O presente estudo, realizado a partir dessas evidências, tem como objetivo propor estratégias de prevenção baseadas em uma análise de risco-benefício, que sejam mais adequadas a essa cardiopatia e suas particularidades.

Métodos

Foram incluídos neste estudo prospectivo e observacional de coorte, pacientes consecutivos admitidos no período de março de 1990 a março de 2002, com sorologias positivas para doença de Chagas (imunofluorescência indireta > 1:80 e ELISA > 1,2), sendo acompanhados até março de 2003, com período mínimo de seguimento de um ano.

Os critérios de exclusão foram a evidência de outra cardiopatia não-chagásica ou a opção de desligamento da coorte por motivos pessoais ou viagem com o tempo de seguimento inferior a um ano.

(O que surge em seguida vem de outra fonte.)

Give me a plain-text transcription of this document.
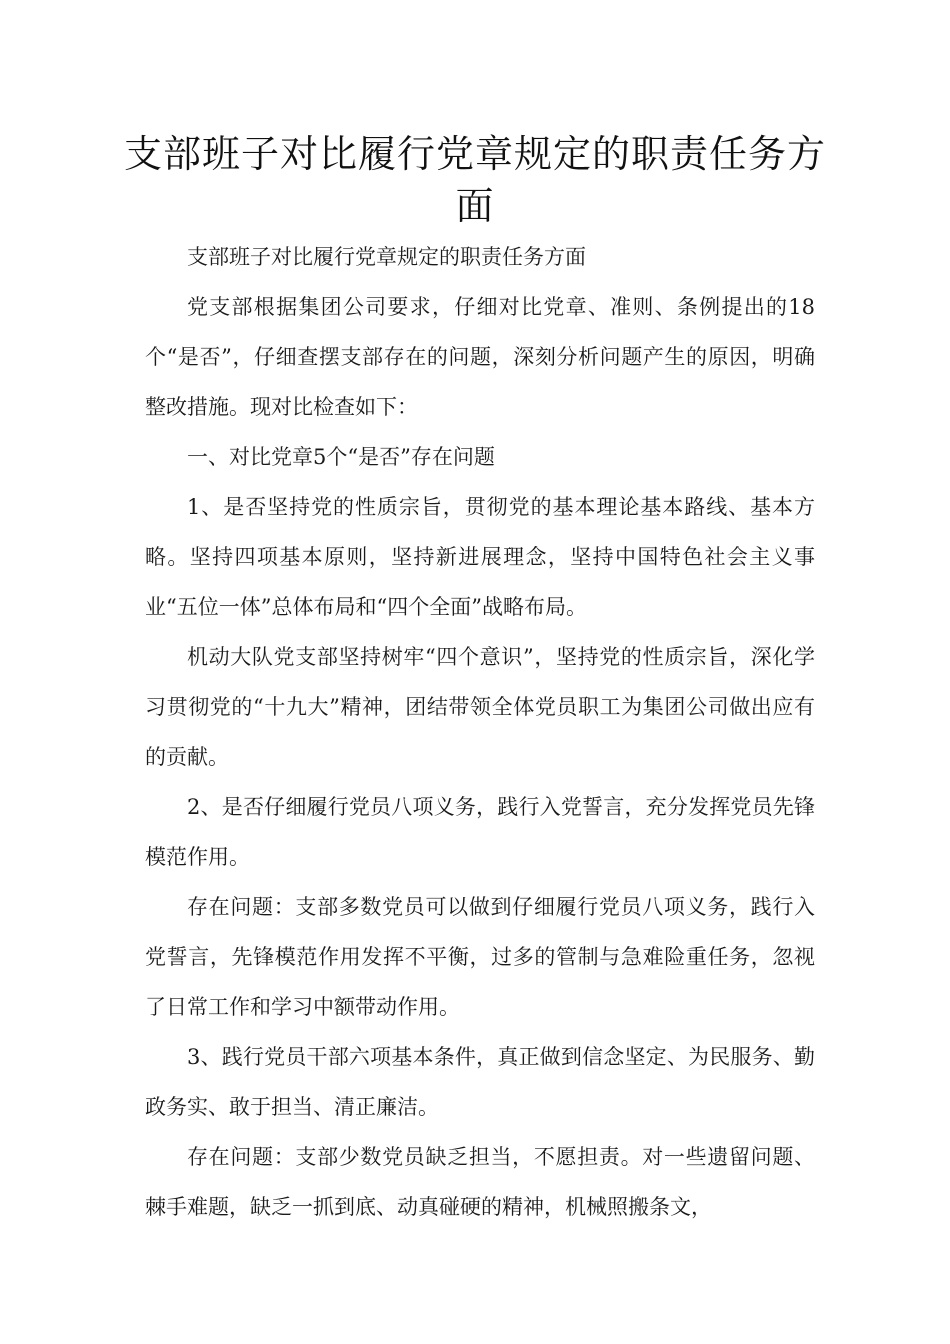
支部班子对比履行党章规定的职责任务方面

支部班子对比履行党章规定的职责任务方面

党支部根据集团公司要求，仔细对比党章、准则、条例提出的18个“是否”，仔细查摆支部存在的问题，深刻分析问题产生的原因，明确整改措施。现对比检查如下：

一、对比党章5个“是否”存在问题

1、是否坚持党的性质宗旨，贯彻党的基本理论基本路线、基本方略。坚持四项基本原则，坚持新进展理念，坚持中国特色社会主义事业“五位一体”总体布局和“四个全面”战略布局。

机动大队党支部坚持树牢“四个意识”，坚持党的性质宗旨，深化学习贯彻党的“十九大”精神，团结带领全体党员职工为集团公司做出应有的贡献。

2、是否仔细履行党员八项义务，践行入党誓言，充分发挥党员先锋模范作用。

存在问题：支部多数党员可以做到仔细履行党员八项义务，践行入党誓言，先锋模范作用发挥不平衡，过多的管制与急难险重任务，忽视了日常工作和学习中额带动作用。

3、践行党员干部六项基本条件，真正做到信念坚定、为民服务、勤政务实、敢于担当、清正廉洁。

存在问题：支部少数党员缺乏担当，不愿担责。对一些遗留问题、棘手难题，缺乏一抓到底、动真碰硬的精神，机械照搬条文，
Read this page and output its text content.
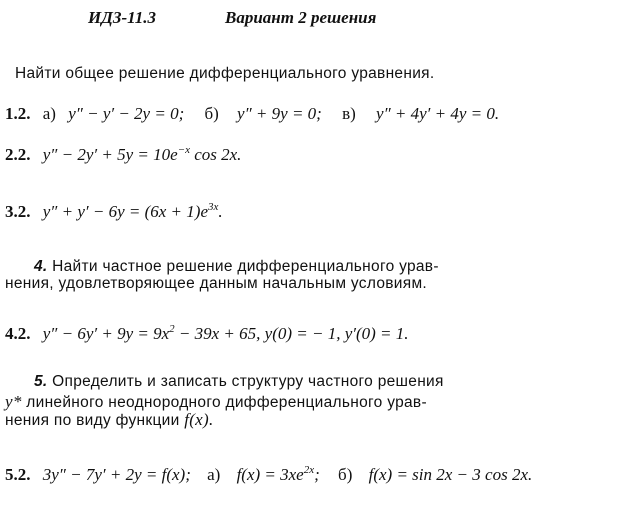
ИДЗ-11.3	Вариант 2 решения
Найти общее решение дифференциального уравнения.
1.2. а) y″ − y′ − 2y = 0; б) y″ + 9y = 0; в) y″ + 4y′ + 4y = 0.
2.2. $y'' - 2y' + 5y = 10e^{-x}$ cos 2x.
3.2. $y'' + y' - 6y = (6x + 1)e^{3x}$.
4. Найти частное решение дифференциального урав-
нения, удовлетворяющее данным начальным условиям.
4.2. $y'' - 6y' + 9y = 9x^2 - 39x + 65$, y(0) = − 1, y′(0) = 1.
5. Определить и записать структуру частного решения
y* линейного неоднородного дифференциального урав-
нения по виду функции f(x).
5.2. 3y″ − 7y′ + 2y = f(x); а) $f(x) = 3xe^{2x}$; б) f(x) = sin 2x − 3 cos 2x.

Todos os pacientes foram submetidos a um mesmo protocolo de avaliação clínico-epidemiológica, eletrocardiográfica (eletrocardiografia de repouso com 12 derivações e DII longo), radiológica (radiografia de tórax) e ecocardiográfica (utilizando cortes convencionais e suas variações, com o objetivo de identificar alterações segmentares específicas da cardiopatia chagásica, especialmente o aneurisma apical).

Os pacientes foram mantidos em acompanhamento ambulatorial, utilizando medicações específicas direcionadas a sintomas ou presença de cardiopatia: inibidores da enzima conversora de angiotensina, betabloqueadores, diuréticos, digitais e antiarrítmicos.

Duas subpopulações específicas de tratamento foram estudadas separadamente: pacientes em uso de anticoagulante oral de acordo com as normas vigentes (fibrilação ou flutter atrial, trombo intracavitário ou evento cardioembólico prévio) e pacientes em uso de ácido acetilsalicílico (AAS) (hipertensos, diabéticos e síndrome metabólica ou aqueles com aneurisma apical associado à disfunção sistólica, esta última indicação consensual dos pesquisadores).

Foram definidos como eventos todos os casos de AVEi ou ataque isquêmico transitório definidos como do tipo cardioembólico, segundo a classificação do Trial of Org 10172 in Acute Stroke Treatment (TOAST)16. Tomografia computadorizada (TC) de crânio com e sem contraste e Doppler de carótidas e vertebrais foram realizados sempre que possível na apresentação do evento.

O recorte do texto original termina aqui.